What are other key benefits?
1) Villagers gain access to better seasonal forecasts and hazard early warning to guide planting and crop selection decisions. This might help them, in conjunction with ag extension service projects, to develop suites of adaptation options to build income resilience and diversification.
2) Monitoring networks and 'official' climatological data at mid- and high-elevations may be lacking. With a co-knowledge platform, the villagers' observations and recollections of historical climate conditions can serve as proxy data for documenting climate trends, and provide information on the livelihood and ecological impacts of the changes. This knowledge can feed into larger sector and countrywide adaptation initiatives.
3) A knowledge sharing network between villages at different elevations allows for noticing ecological elevation shifts and relational meaning to community livelihood and culture. It also establishes an informal early warning network between communities.

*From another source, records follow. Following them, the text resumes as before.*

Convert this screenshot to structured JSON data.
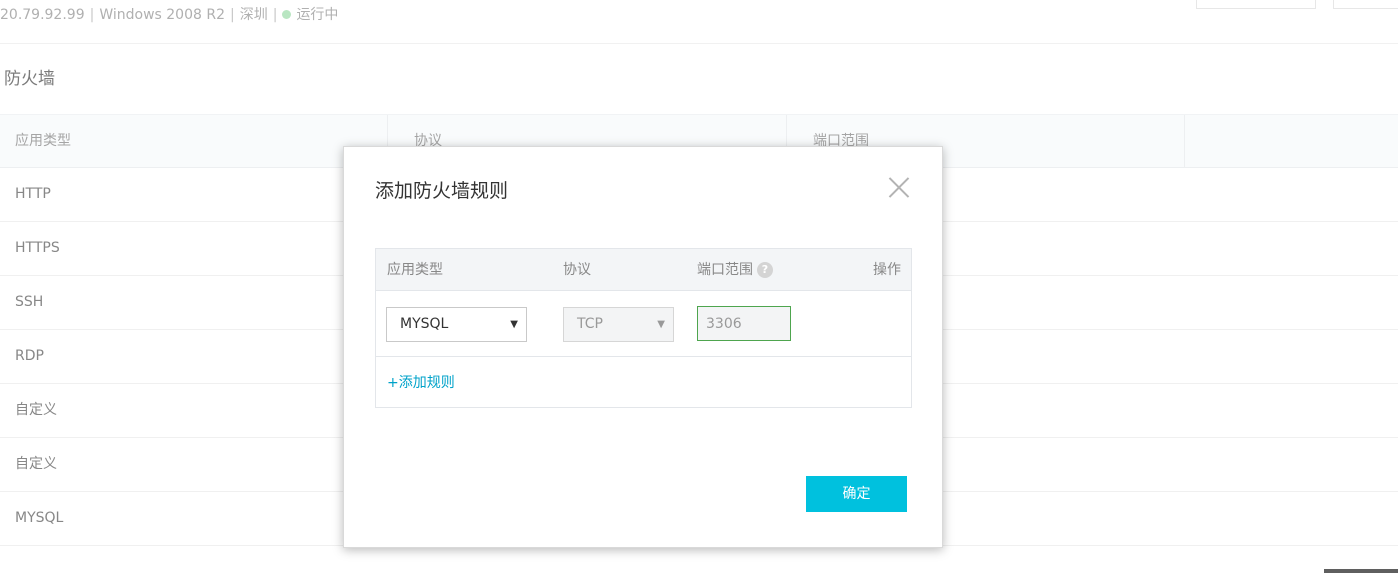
{
  "info_bar": {
    "ip": "20.79.92.99",
    "os": "Windows 2008 R2",
    "region": "深圳",
    "status": "运行中",
    "separator": "|"
  },
  "section": {
    "title": "防火墙"
  },
  "bg_table": {
    "headers": [
      "应用类型",
      "协议",
      "端口范围",
      ""
    ],
    "rows": [
      "HTTP",
      "HTTPS",
      "SSH",
      "RDP",
      "自定义",
      "自定义",
      "MYSQL"
    ]
  },
  "modal": {
    "title": "添加防火墙规则",
    "headers": {
      "type": "应用类型",
      "protocol": "协议",
      "port": "端口范围",
      "action": "操作"
    },
    "help_icon_glyph": "?",
    "row": {
      "type_value": "MYSQL",
      "protocol_value": "TCP",
      "port_value": "3306"
    },
    "dropdown_arrow": "▼",
    "add_rule_label": "+添加规则",
    "confirm_label": "确定"
  },
  "colors": {
    "accent": "#00c1de",
    "link": "#00a2c9",
    "status_running": "#a6dfb1",
    "input_focus_border": "#4ea54e"
  }
}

What are the proposal’s costs?
Project costs are difficult to estimate without knowing:
1) the salary per person months requirements of Dr. Kassam's team,
2) ability to be based in Tajikistan to reduce number of international flights.
3) honorarium requirements for villagers, PPCR participants or ag extension officers.
4) local transportation, lodging, per diem, visa and insurance costs
5) data procurement costs
6) dissemination costs - policy briefs, conference presentations, project reports
Based on pilot projects of a similar scale for examining climate change and food security in the Gandaki Zone of Nepal conducted by the Institute for Social and Environmental Transition-Nepal (ISET-Nepal), we estimate total project costs to be around 200,000 to 250,000USD for 2-3 years.
The inital project will be piloted at 3-4 villages along an elevation transect over a 2 to 3 year period - time frame dependent on establishing relationships between pilot communities and formal institutions and building trust.
Depending on the success of the initial pilot project, additional funding could be sought to scale up the project and or look at more formally including it within the emerging agricultural services promoted by groups like the Aga Khan Foundation, USAID, DfID, etc. and broader government (Tajikistan and Afghanistan) climate resilience initiatives. Initial project success could likely be gaged 6-8 months prior to project completion, if an appropriate monitoriing and evaluation system is set up at project inception. Additional funding would then be sought to scale to an additional 10 villages in neighboring districts/ cross border over another project that would last 5 years.
Banerjee, R.R. 2015. Farmers' perceptions of climate change, impact and adaptation strategies: a case of four villages in the semi-arid regions of India. Natural Hazards 75: 2829-2845.
Chambers, R. 1994. The Origins and Practice of Participatory Rural Appraisal. World Development 22(7): 953-969.
Chaudhary, P. and Bawa, K.S. 2011. Local perceptions of climate change validated by scientific evidence in the Himalayas. Biology Letters 7(5): 767-770.
Fazey, I. et al. 2010. Adaptation strategies for reducing vulnerability to future environmental change. Frontiers in Ecology 8(8): 9.
Pennesi, K.E. 2007. The Predicament of Prediction: Rain Prophets and Meteorologists in Northeast Brazil, Anthropology. University of Arizona.
Reid, S. et al. 2007. Vulnerability and adaptation to climate risks in Ontario. Mitigation and Adaptation Strategies for Global Change 12: 609-637.